Der Heise Newsticker bringt hingegen einige Klarheit zu den Möglichkeiten von ATIs Hybrid-CrossFire. So wird erst einmal (erneut) betont, dass man damit eine extra Grafikkarte sowie die integrierte Grafiklösung des Mainboard-Chipsatzes im CrossFire-Verbund zusammenarbeiten lassen kann – was aber bekannterweise außerhalb von totalen LowCost-Grafikkarten keine wirklichen Performancegewinne verheißt. Möglich ist zudem wie bei nVidia, dass die integriere Grafiklösung das Windows-Bild erstellt und die extra Grafikkarte nur im Spiele-Fall die Bildberechnung übernimmt – wobei bislang noch unbekannt ist, ob bei dieser Zusammenschaltung es ein Zwangs-CrossFire gibt oder aber die extra Grafikkarte auch ganz alleine die 3D-Berechnungen übernehmen kann.

Wichtig ist aber, dass ganz wie bei nVidia keinerlei Monitorumsteckerei notwendig ist: Steckt das Monitorkabel in der extra Grafikkarte, ist jene der primäre Grafikadapter und berechnet sowohl unter Windows als auch unter Spielen das Bild komplett alleine. Steckt das Monitorkabel dagegen in der integrierten Grafiklösung, kommt es zu vorgenannter Aufgabenteilung, im 3D-Fall wird somit ähnlich wie bei nVidia das Bildsignal von der extra Grafikkarte auch über den Monitorausgang der integrierten Grafiklösung ausgegeben. Ob es hierbei ähnliche Einschränkungen gibt wie vorbeschrieben im nVidia-Fall, ist dagegen noch nicht heraus.

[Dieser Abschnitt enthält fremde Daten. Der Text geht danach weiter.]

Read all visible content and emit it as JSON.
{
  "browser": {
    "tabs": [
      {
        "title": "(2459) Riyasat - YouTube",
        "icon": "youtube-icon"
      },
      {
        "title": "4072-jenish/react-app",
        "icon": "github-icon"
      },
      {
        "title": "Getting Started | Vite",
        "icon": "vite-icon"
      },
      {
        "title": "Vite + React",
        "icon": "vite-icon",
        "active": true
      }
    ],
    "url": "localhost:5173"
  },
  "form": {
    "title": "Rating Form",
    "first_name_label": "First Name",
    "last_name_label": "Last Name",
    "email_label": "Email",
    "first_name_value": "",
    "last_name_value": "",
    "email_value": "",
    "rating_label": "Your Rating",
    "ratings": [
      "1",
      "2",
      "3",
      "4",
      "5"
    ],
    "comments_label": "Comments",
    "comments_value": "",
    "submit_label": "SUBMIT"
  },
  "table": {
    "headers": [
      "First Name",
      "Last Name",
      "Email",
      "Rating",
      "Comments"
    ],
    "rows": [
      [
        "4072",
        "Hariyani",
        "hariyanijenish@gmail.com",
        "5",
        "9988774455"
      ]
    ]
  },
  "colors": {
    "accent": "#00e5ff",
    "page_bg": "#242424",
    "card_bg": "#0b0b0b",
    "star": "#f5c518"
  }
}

Nicht möglich ist es aber, in diesem Modus im Windows-Betrieb die extra Grafikkarte komplett auszuschalten, diese Funktion scheint derzeit nur nVidias HybridPower zu bieten. Technisch scheint dies aber trotzdem nicht unmöglich zu sein, denn im Notebook-Bereich will ATI eine solche Funktion in Zusammenarbeit mit den Notebook-Hersteller durchaus realisieren. Insofern wäre es theoretisch möglich, dass ATI eine solche Funktionalität auch im Desktop-Bereich später noch anbieten wird. Nachwievor steht hierzu jedoch im Raum, dass ATI nach der offiziellen Vorstellung von HybridPower in diesem Punkt durchaus etwas freigiebiger mit entsprechenden Informationen sein könnte.